Hacía tiempo que no cogía mi pequeña mochila para alejarme durante unos días del mundanal ruido (esto promete, ya me salen frases hechas que suenan bien) Así que el otro día, dicho y hecho. Me despedí de mi queridísimo y de mis cachorros y salí en pos de la aventura. Esta comenzó en tren, que es como creo yo que deben comenzar ciertas aventuras. A mi me parece más romántico, con otro aire. antes de llegar a la estación, en los inicios del viaje ya antes de llegar a la calle, mirándome al espejo del ascensor, lo reconozco siempre me miro al espejo del ascensor, me decía a mi misma: Vanadis Jones, es mejor el tren, dura un poco más el viaje y con ello podrás echar la sagrada cabezadita de después de comer, así que dicho y hecho...dí la cabezadita.
Cuando llegué a uno de mis destinos, después de observar durante un tiempo, encontré a alguien, resultó ser un amigo. A pesar de estar en mi año kafkiano (léanse Los Visitantes) esta temporada me encuentro con muchos amigos, muchos y bueno amigos, es más, de algunos diría que "buenísimos" amigos. No digo lo de grandes, porque teniendo en cuenta mi talla, a todos los encuentro grandes, enormes diría yo.
Juntos partimos en busca de nuevas aventuras, esta vez no en tren, sino cual caballero de blanca cabalgadura, me llevó en su níveo (al menos en sus primeros tiempos) vehículo de tracción trasera.
Hicimos camino buscando parada que no hallamos, hasta que finalmente en un pequeño núcleo de población, descendimos y continuando nuestra marcha a pie, nos topamos con otro que también resultó amigo y complacido se unió a nuestra causa.

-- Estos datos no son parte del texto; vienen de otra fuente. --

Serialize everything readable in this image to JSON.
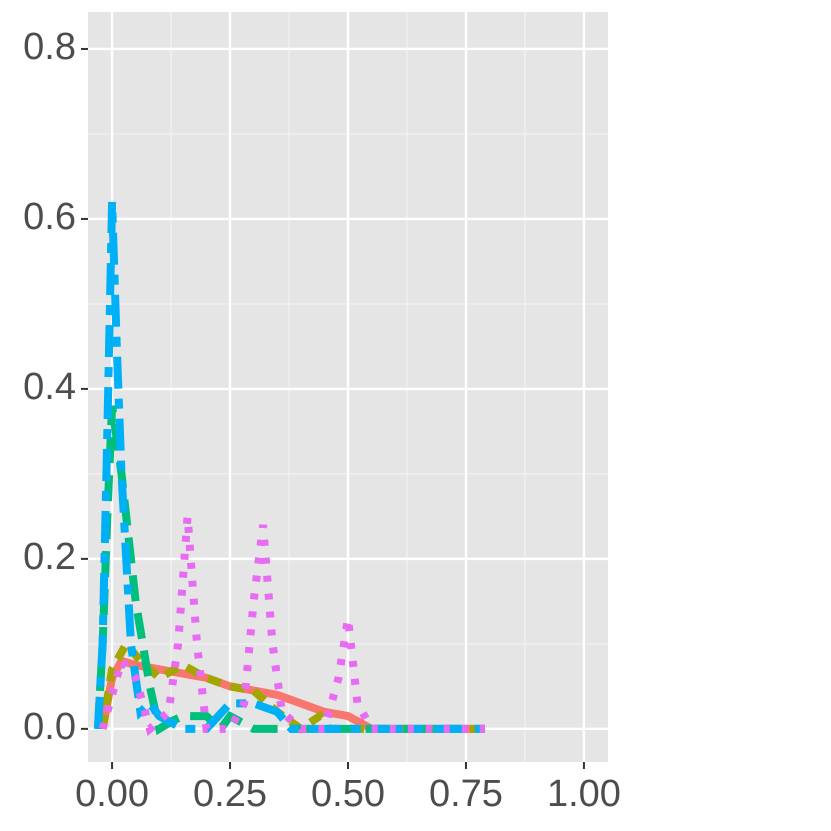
{
  "chart_data": {
    "type": "line",
    "xlim": [
      -0.051,
      1.051
    ],
    "ylim": [
      -0.039,
      0.8435
    ],
    "xticks": [
      {
        "value": 0,
        "label": "0.00"
      },
      0.25,
      {
        "value": 0.5,
        "label": "0.50"
      },
      0.75,
      {
        "value": 1,
        "label": "1.00"
      }
    ],
    "yticks": [
      {
        "value": 0,
        "label": "0.0"
      },
      0.2,
      0.4,
      0.6,
      0.8
    ],
    "xminorticks": [
      0.125,
      0.375,
      0.625,
      0.875
    ],
    "yminorticks": [
      0.1,
      0.3,
      0.5,
      0.7
    ],
    "grid": true,
    "series": [
      {
        "color": "#F8766D",
        "dash": "solid",
        "x": [
          -0.02,
          0,
          0.02,
          0.05,
          0.1,
          0.15,
          0.2,
          0.25,
          0.3,
          0.35,
          0.4,
          0.45,
          0.5,
          0.55,
          0.6,
          0.7,
          0.79
        ],
        "values": [
          0,
          0.06,
          0.08,
          0.075,
          0.07,
          0.065,
          0.06,
          0.05,
          0.045,
          0.04,
          0.03,
          0.02,
          0.015,
          0,
          0,
          0,
          0
        ]
      },
      {
        "color": "#A3A500",
        "dash": "dashed",
        "x": [
          -0.02,
          0,
          0.03,
          0.06,
          0.1,
          0.15,
          0.2,
          0.25,
          0.3,
          0.35,
          0.4,
          0.44,
          0.46,
          0.6,
          0.79
        ],
        "values": [
          0,
          0.07,
          0.1,
          0.08,
          0.06,
          0.075,
          0.06,
          0.05,
          0.045,
          0.02,
          0,
          0.015,
          0,
          0,
          0
        ]
      },
      {
        "color": "#00BF7D",
        "dash": "longdash",
        "x": [
          -0.03,
          -0.02,
          -0.01,
          0,
          0.02,
          0.05,
          0.08,
          0.1,
          0.13,
          0.15,
          0.2,
          0.23,
          0.25,
          0.3,
          0.4,
          0.5,
          0.79
        ],
        "values": [
          0,
          0.1,
          0.25,
          0.38,
          0.3,
          0.15,
          0.05,
          0,
          0.01,
          0.015,
          0.015,
          0,
          0.015,
          0,
          0,
          0,
          0
        ]
      },
      {
        "color": "#00B0F6",
        "dash": "twodash",
        "x": [
          -0.03,
          -0.02,
          -0.01,
          0,
          0.01,
          0.02,
          0.04,
          0.06,
          0.08,
          0.1,
          0.15,
          0.2,
          0.25,
          0.3,
          0.35,
          0.38,
          0.4,
          0.5,
          0.79
        ],
        "values": [
          0,
          0.1,
          0.35,
          0.62,
          0.45,
          0.3,
          0.1,
          0.02,
          0.03,
          0.015,
          0,
          0,
          0.03,
          0.03,
          0.02,
          0,
          0,
          0,
          0
        ]
      },
      {
        "color": "#E76BF3",
        "dash": "dotted",
        "x": [
          -0.02,
          0,
          0.02,
          0.05,
          0.08,
          0.12,
          0.14,
          0.16,
          0.18,
          0.2,
          0.25,
          0.28,
          0.3,
          0.32,
          0.34,
          0.36,
          0.4,
          0.45,
          0.48,
          0.5,
          0.52,
          0.55,
          0.6,
          0.79
        ],
        "values": [
          0,
          0.04,
          0.08,
          0.06,
          0,
          0.02,
          0.1,
          0.25,
          0.1,
          0,
          0,
          0.03,
          0.15,
          0.24,
          0.1,
          0.02,
          0,
          0,
          0.06,
          0.13,
          0.03,
          0,
          0,
          0
        ]
      }
    ]
  }
}
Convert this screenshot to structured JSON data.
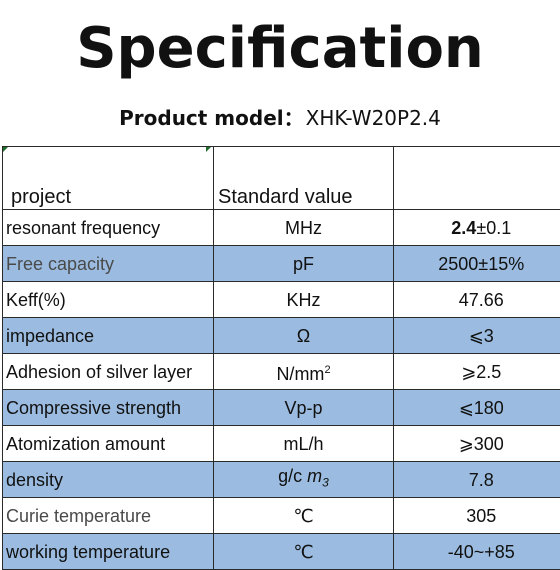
{
  "title": "Specification",
  "model": {
    "label": "Product model：",
    "value": "XHK-W20P2.4"
  },
  "table": {
    "header": {
      "project": "project",
      "standard": "Standard value"
    },
    "rows": [
      {
        "project": "resonant frequency",
        "unit": "MHz",
        "value_bold": "2.4",
        "value": "±0.1",
        "shade": false
      },
      {
        "project": "Free capacity",
        "unit": "pF",
        "value": "2500±15%",
        "shade": true
      },
      {
        "project": "Keff(%)",
        "unit": "KHz",
        "value": "47.66",
        "shade": false
      },
      {
        "project": "impedance",
        "unit": "Ω",
        "value": "⩽3",
        "shade": true
      },
      {
        "project": "Adhesion of silver layer",
        "unit": "N/mm",
        "unit_sup": "2",
        "value": "⩾2.5",
        "shade": false
      },
      {
        "project": "Compressive strength",
        "unit": "Vp-p",
        "value": "⩽180",
        "shade": true
      },
      {
        "project": "Atomization amount",
        "unit": "mL/h",
        "value": "⩾300",
        "shade": false
      },
      {
        "project": "density",
        "unit": "g/c",
        "unit_italic": "m",
        "unit_sub": "3",
        "value": "7.8",
        "shade": true
      },
      {
        "project": "Curie temperature",
        "unit": "℃",
        "value": "305",
        "shade": false
      },
      {
        "project": "working temperature",
        "unit": "℃",
        "value": "-40~+85",
        "shade": true
      }
    ]
  },
  "colors": {
    "shade": "#9bbce0",
    "border": "#2a2a2a",
    "corner_mark": "#1e6b2a"
  }
}
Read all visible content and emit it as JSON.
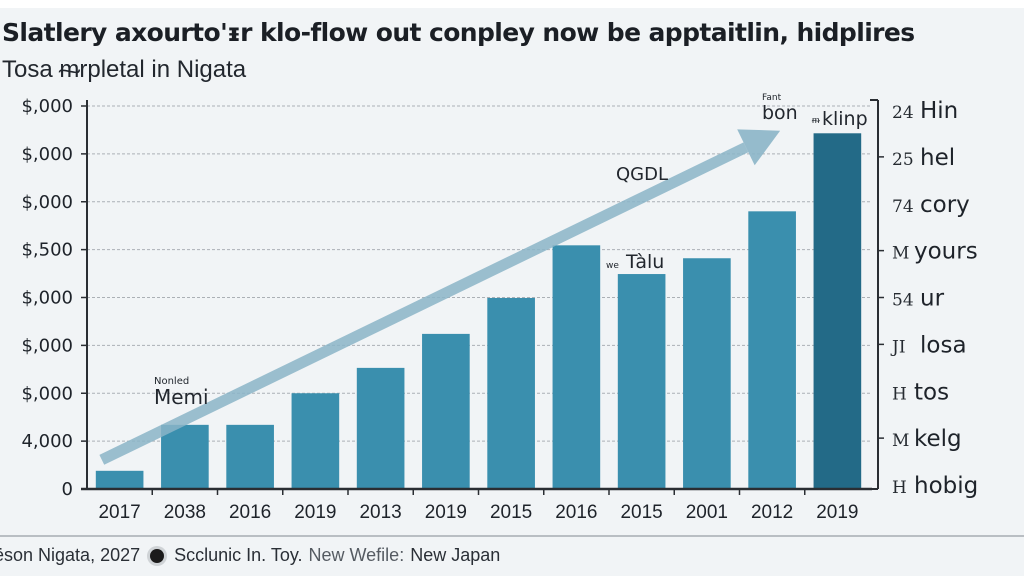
{
  "header": {
    "title": "Slatlery axourto'ᵻr klo-flow out conpley now be apptaitlin, hidplires",
    "subtitle": "Tosa ᵯrpletal in  Nigata"
  },
  "footer": {
    "source": "ëson Nigata, 2027",
    "publisher": "Scclunic In. Toy.",
    "website_label": "New Wefile:",
    "website_value": "New Japan"
  },
  "chart_data": {
    "type": "bar",
    "title": "Slatlery axourto'ᵻr klo-flow out conpley now be apptaitlin, hidplires",
    "subtitle": "Tosa ᵯrpletal in  Nigata",
    "xlabel": "",
    "ylabel": "",
    "categories": [
      "2017",
      "2038",
      "2016",
      "2019",
      "2013",
      "2019",
      "2015",
      "2016",
      "2015",
      "2001",
      "2012",
      "2019"
    ],
    "values": [
      0.38,
      1.34,
      1.34,
      2.0,
      2.53,
      3.24,
      3.99,
      5.09,
      4.49,
      4.82,
      5.8,
      7.43
    ],
    "value_units": "gridline steps (tick labels illegible)",
    "ylim": [
      0,
      8
    ],
    "y_ticks": [
      {
        "value": 0,
        "label": "0"
      },
      {
        "value": 1,
        "label": "4,000"
      },
      {
        "value": 2,
        "label": "$,000"
      },
      {
        "value": 3,
        "label": "$,000"
      },
      {
        "value": 4,
        "label": "$,000"
      },
      {
        "value": 5,
        "label": "$,500"
      },
      {
        "value": 6,
        "label": "$,000"
      },
      {
        "value": 7,
        "label": "$,000"
      },
      {
        "value": 8,
        "label": "$,000"
      }
    ],
    "right_axis_labels": [
      {
        "num": "24",
        "word": "Hin"
      },
      {
        "num": "25",
        "word": "hel"
      },
      {
        "num": "74",
        "word": "cory"
      },
      {
        "num": "M",
        "word": "yours"
      },
      {
        "num": "54",
        "word": "ur"
      },
      {
        "num": "JI",
        "word": "losa"
      },
      {
        "num": "H",
        "word": "tos"
      },
      {
        "num": "M",
        "word": "kelg"
      },
      {
        "num": "H",
        "word": "hobig"
      }
    ],
    "grid": true,
    "grid_style": "dashed horizontal",
    "trend_arrow": {
      "from_category_index": 0,
      "to_category_index": 10,
      "from_value": 0.4,
      "to_value": 7.4
    },
    "annotations": [
      {
        "small": "Nonled",
        "text": "Memi",
        "near_category_index": 1
      },
      {
        "small": "",
        "text": "QGDL",
        "near_category_index": 8
      },
      {
        "small": "we",
        "text": "Tàlu",
        "near_category_index": 8
      },
      {
        "small": "Fant",
        "text": "bon",
        "near_category_index": 10
      },
      {
        "small": "ᵯ",
        "text": "klinp",
        "near_category_index": 11
      }
    ],
    "colors": {
      "bar": "#3a8fae",
      "bar_highlight": "#236a87",
      "arrow": "#8bb5c8",
      "grid": "#9aa0a6",
      "axis": "#2a2e33",
      "background": "#f1f4f6"
    }
  }
}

Ya éramos tres, como los mosqueteros y a partir de ese momento, todo fue compartido: la comida, la risa, la charla, la compañía, la casa y alguna queja. Cervezas y vino, agua y algún otro carajillo. Paisajes y guitarra, esperanzas…vamos, un poquito de alma.
Fueron unos días, en los que mis pulmones se llenaron de ese extraño aire, el que se llama puro, mis oídos fascinados por ese silencio que te permite escuchar los sonidos: la respiración de tu acompañante, tu pantalón rozando al caminar, el aleteo de los pájaros, el mar…con su carga de decibelios.
Sí, así me iba quedando, tranquila, relajada, sintiendo como poco a poco me llenaba de otra energía, ésta fresca y renovadora.
Dejé el peso de la aventura en manos de mis amigos, me dediqué a escuchar y a mirar, a mis amigos. Me dieron trabajo para mucho tiempo con lo que escuché y para mucho más con lo que vi cuando miré.
No creáis que todo fue tan profundo y “filosófal”. Gané, y no diré con quien para no crear agravios, un gran torneo futbolero, a pesar de que los jugadores que me tocaban a mi, no se ponían hacia delante, tenían cierta tendencia a ponerse en forma contraría, y eran ellos y no yo, a pesar de las malas lenguas los empeñados en tal mala postura. El caso es que no se como ni por cuanto, pero “ i tis de winer” o algo que se le parece (es que soy de francés) También les tope en una acción que yo no pude compartir, al menos de la misma manera.
En fin, que estos días pasaron rápidos, en uno, incluso, nos quitaron una hora, pero duraron lo suficiente para que cada uno de ellos, de mis amigos, no de los días, se llevara un trocito de mi corazón y de nuevo desee coger mi mochila, mirarme al espejo del ascensor y decirme :Vanadis Jones…
P.D.
Ellos me hicieron la foto, a pesar de todo no les guardo rencor.
Vanadis Jons, se nota que andas escasa de echar una cabecita, no puedes disimular que te caes de sueño.
Espero poder estar en el próximo encuentro aunque no creo que aguante sin dormir, eso lo llevo muy mal.